Creative Biolabs has established a platform to analyze the molecular weight of therapeutic drug candidates, strictly following the ICH Topic Q6b guideline. Molecular weight (or size) should be identified utilizing size exclusion chromatography, SDS-polyacrylamide gel electrophoresis (under reducing and/or non-reducing conditions), mass spectrometry and/or other appropriate methodologies.
Molecular weight is a crucial physiochemical parameter for drug pharmacokinetic. There is a linear relationship between MW (246–19,000) and absorption by lymphatic system. Molecules with higher MW than 16,000 were primarily absorbed by the lymphatic system, while molecules with a MW less than 1,000 are absorbed mainly through the blood. Therapeutic proteins demonstrate slow absorption rate when compared to small peptides, depending on MW. For example, following subcutaneous administration, time required for maximum concentration in blood is a few days for full length mAb while compared to few hours for small proteins. According to their molecular size and weight, peptides are absorbed by different organs and the most affected one is kidney. Biotherapeutics with molecular weights of less than 20,000 have large renal uptake, which are close to the glomerular filtration rate, while those with MWs greater than 70,000 show little urinary excretion. Depending on the MW, proteins are subjected to degradation in the liver, and the degradants with low molecular weight were subsequently excreted into bile.

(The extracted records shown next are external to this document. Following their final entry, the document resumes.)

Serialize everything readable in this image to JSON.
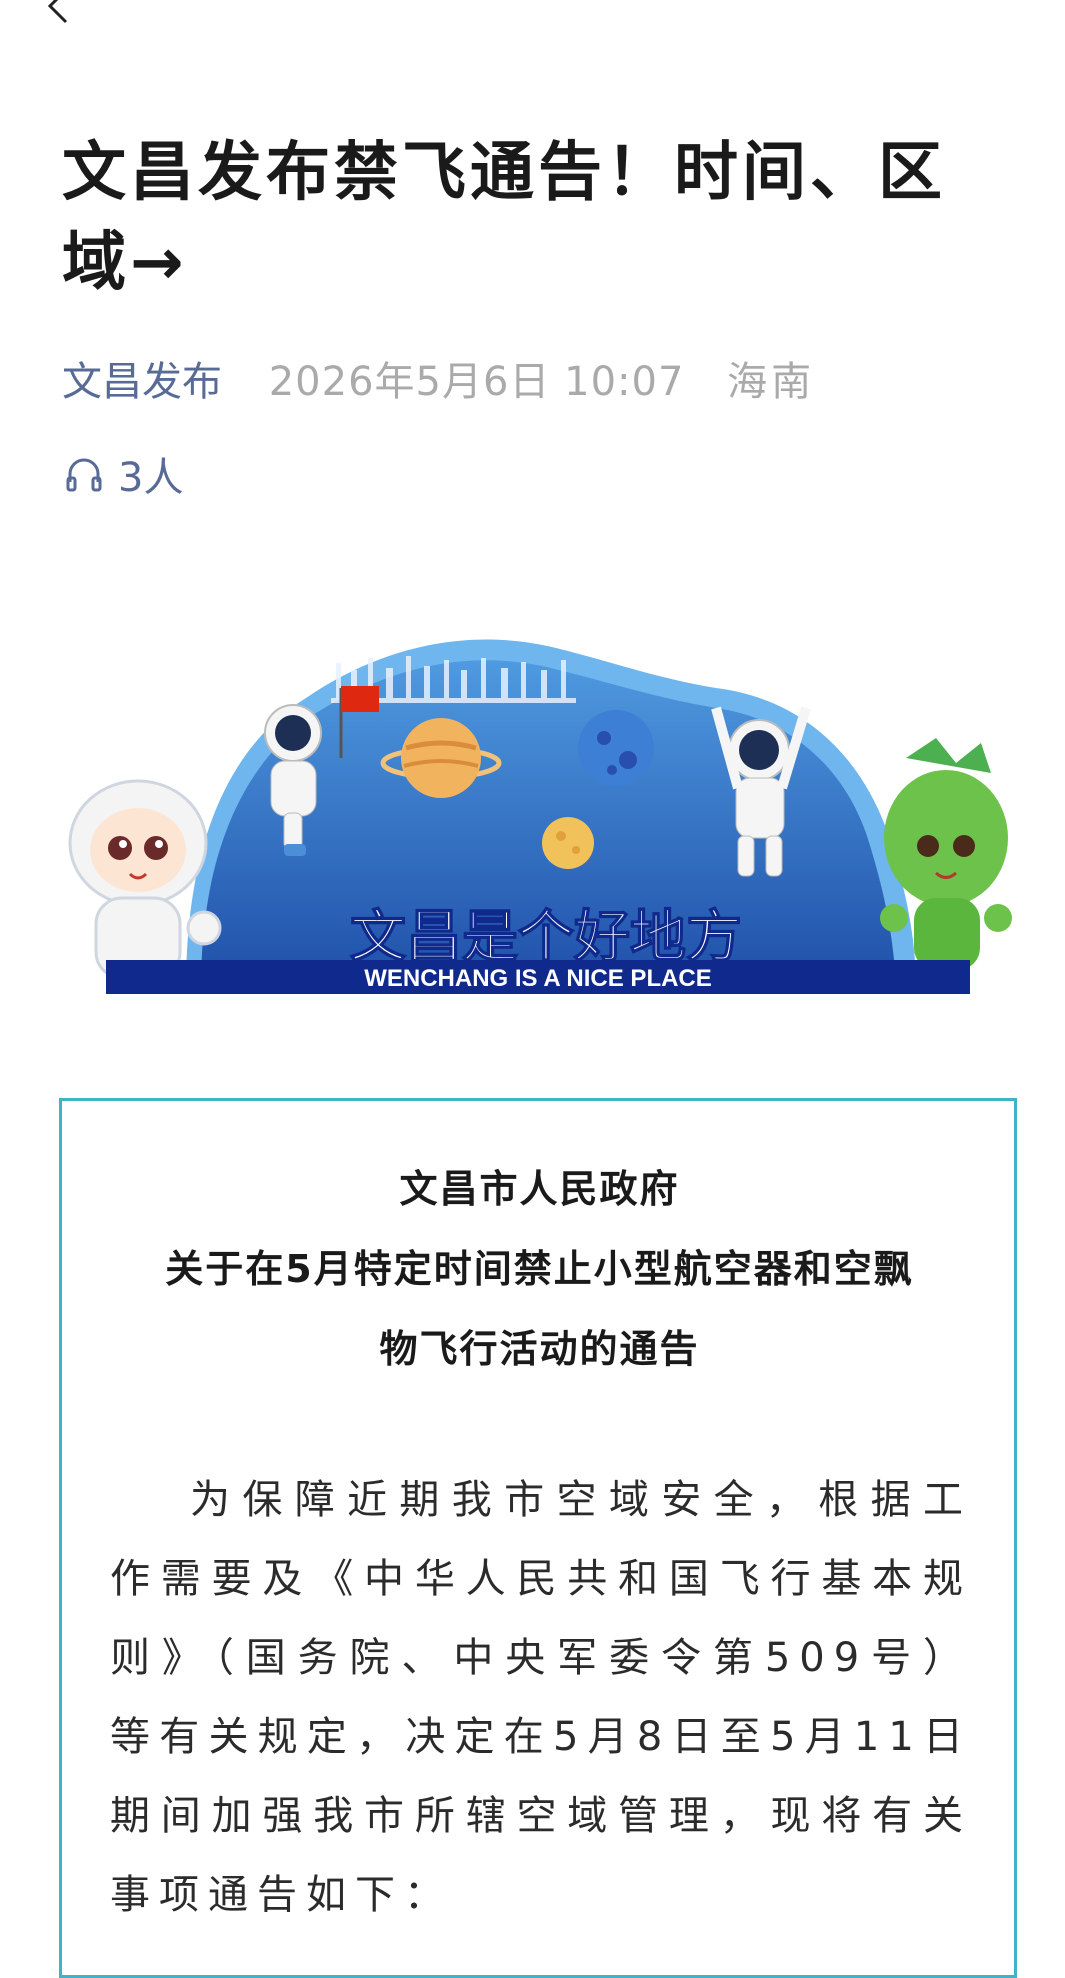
{
  "article": {
    "title": "文昌发布禁飞通告！时间、区域→",
    "account": "文昌发布",
    "date": "2026年5月6日 10:07",
    "region": "海南",
    "listen_count": "3人"
  },
  "banner": {
    "slogan_cn": "文昌是个好地方",
    "slogan_en": "WENCHANG IS A NICE PLACE"
  },
  "notice": {
    "issuer": "文昌市人民政府",
    "heading_line1": "关于在5月特定时间禁止小型航空器和空飘",
    "heading_line2": "物飞行活动的通告",
    "body": "为保障近期我市空域安全，根据工作需要及《中华人民共和国飞行基本规则》（国务院、中央军委令第509号）等有关规定，决定在5月8日至5月11日期间加强我市所辖空域管理，现将有关事项通告如下："
  },
  "colors": {
    "account_link": "#576b95",
    "meta_gray": "#aaaaaa",
    "notice_border": "#3fb4c8",
    "banner_blue": "#2a64b8",
    "banner_navy": "#0f2a8c"
  },
  "icons": {
    "back": "back-arrow-icon",
    "more": "more-dots-icon",
    "listen": "headphones-icon"
  }
}
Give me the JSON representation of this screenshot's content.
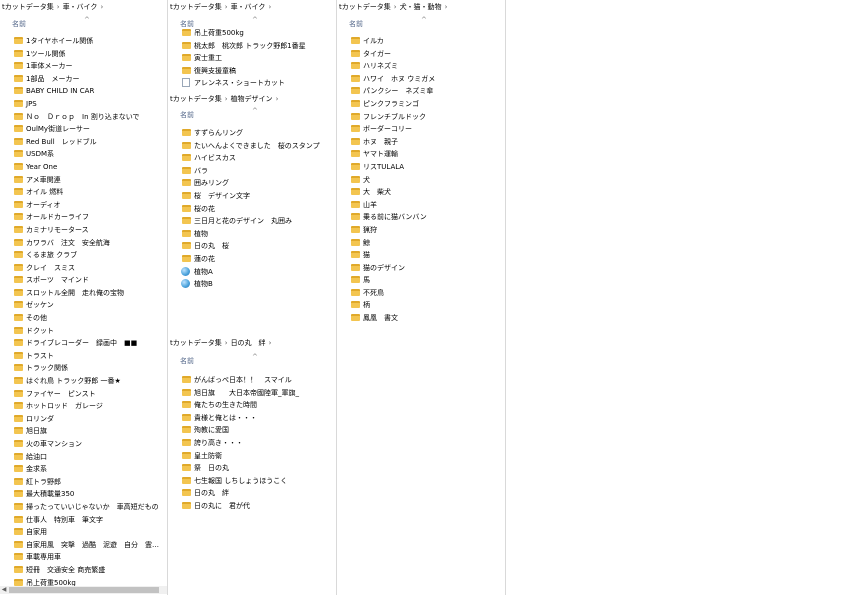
{
  "panes": {
    "car_bike": {
      "breadcrumb": [
        "tカットデータ集",
        "車・バイク"
      ],
      "column_header": "名前",
      "items": [
        "1タイヤホイール関係",
        "1ツール関係",
        "1車体メーカー",
        "1部品　メーカー",
        "BABY CHILD IN CAR",
        "JPS",
        "Ｎｏ　Ｄｒｏｐ　In 割り込まないで",
        "OulMy街道レーサー",
        "Red Bull　レッドブル",
        "USDM系",
        "Year One",
        "アメ車関連",
        "オイル 燃料",
        "オーディオ",
        "オールドカーライフ",
        "カミナリモータース",
        "カワラバ　注文　安全航海",
        "くるま旅 クラブ",
        "クレイ　スミス",
        "スポーツ　マインド",
        "スロットル全開　走れ俺の宝物",
        "ゼッケン",
        "その他",
        "ドクット",
        "ドライブレコーダー　録画中　■■",
        "トラスト",
        "トラック関係",
        "はぐれ鳥 トラック野郎 一番★",
        "ファイヤー　ピンスト",
        "ホットロッド　ガレージ",
        "ロリンダ",
        "旭日旗",
        "火の車マンション",
        "給油口",
        "金求系",
        "紅トラ野郎",
        "最大積載量350",
        "掃ったっていいじゃないか　車高短だもの",
        "仕事人　特別車　筆文字",
        "自家用",
        "自家用風　突撃　過酷　泥遊　自分　霊…",
        "車載専用車",
        "短冊　交通安全 商売繁盛",
        "吊上荷重500kg"
      ]
    },
    "car_bike_2": {
      "breadcrumb": [
        "tカットデータ集",
        "車・バイク"
      ],
      "column_header": "名前",
      "items": [
        {
          "label": "吊上荷重500kg",
          "icon": "folder"
        },
        {
          "label": "桃太郎　桃次郎 トラック野郎1番星",
          "icon": "folder"
        },
        {
          "label": "寅士重工",
          "icon": "folder"
        },
        {
          "label": "復興支援童稿",
          "icon": "folder"
        },
        {
          "label": "アレンネス・ショートカット",
          "icon": "file"
        }
      ]
    },
    "plants": {
      "breadcrumb": [
        "tカットデータ集",
        "植物デザイン"
      ],
      "column_header": "名前",
      "items": [
        {
          "label": "すずらんリング",
          "icon": "folder"
        },
        {
          "label": "たいへんよくできました　桜のスタンプ",
          "icon": "folder"
        },
        {
          "label": "ハイビスカス",
          "icon": "folder"
        },
        {
          "label": "バラ",
          "icon": "folder"
        },
        {
          "label": "囲みリング",
          "icon": "folder"
        },
        {
          "label": "桜　デザイン文字",
          "icon": "folder"
        },
        {
          "label": "桜の花",
          "icon": "folder"
        },
        {
          "label": "三日月と花のデザイン　丸囲み",
          "icon": "folder"
        },
        {
          "label": "植物",
          "icon": "folder"
        },
        {
          "label": "日の丸　桜",
          "icon": "folder"
        },
        {
          "label": "蓮の花",
          "icon": "folder"
        },
        {
          "label": "植物A",
          "icon": "app"
        },
        {
          "label": "植物B",
          "icon": "app"
        }
      ]
    },
    "hinomaru": {
      "breadcrumb": [
        "tカットデータ集",
        "日の丸　絆"
      ],
      "column_header": "名前",
      "items": [
        "がんばっぺ日本！！　スマイル",
        "旭日旗　　大日本帝國陸軍_軍旗_",
        "俺たちの生きた時間",
        "貴様と俺とは・・・",
        "殉教に愛国",
        "誇り高き・・・",
        "皇土防衛",
        "祭　日の丸",
        "七生報国 しちしょうほうこく",
        "日の丸　絆",
        "日の丸に　君が代"
      ]
    },
    "animals": {
      "breadcrumb": [
        "tカットデータ集",
        "犬・猫・動物"
      ],
      "column_header": "名前",
      "items": [
        "イルカ",
        "タイガー",
        "ハリネズミ",
        "ハワイ　ホヌ ウミガメ",
        "パンクシー　ネズミ傘",
        "ピンクフラミンゴ",
        "フレンチブルドック",
        "ボーダーコリー",
        "ホヌ　親子",
        "ヤマト運輸",
        "リスTULALA",
        "犬",
        "大　柴犬",
        "山羊",
        "乗る前に猫バンバン",
        "猟狩",
        "鯨",
        "猫",
        "猫のデザイン",
        "馬",
        "不死鳥",
        "柄",
        "鳳凰　書文"
      ]
    }
  }
}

Given its importance in determining the molecular weight of a therapeutic protein sample, Creative Biolabs utilizes line Liquid Chromatography with Electrospray-Mass Spectrometric detection (LC/ES-MS, Q-TOF) for protein assessment. In the case of monoclonal antibody based products, samples are processed with reduction, de-N-glycosylation, followed by mass spectrometry. In addition, Creative Biolabs also utilizes SDS-PAGE (sodium dodecyl sulfate polyacrylamide gel electrophoresis) method to determine molecular weight, with only small amount of highly purified protein sample. We separate the sample on the same gel with a set of molecular weight standards. After running the gel, we determine the relative migration distance (Rf) of the protein standards and the given protein samples. Based on the values obtained for the bands of the standard on the gel, the logarithm of the molecular weight of an SDS-denatured protein vs. its relative migration distance (Rf) is plotted into a graph. The molecular weight of the protein sample band is determined from interpolating the value from this graph. All the proteins are characterized in house in 2-3 weeks.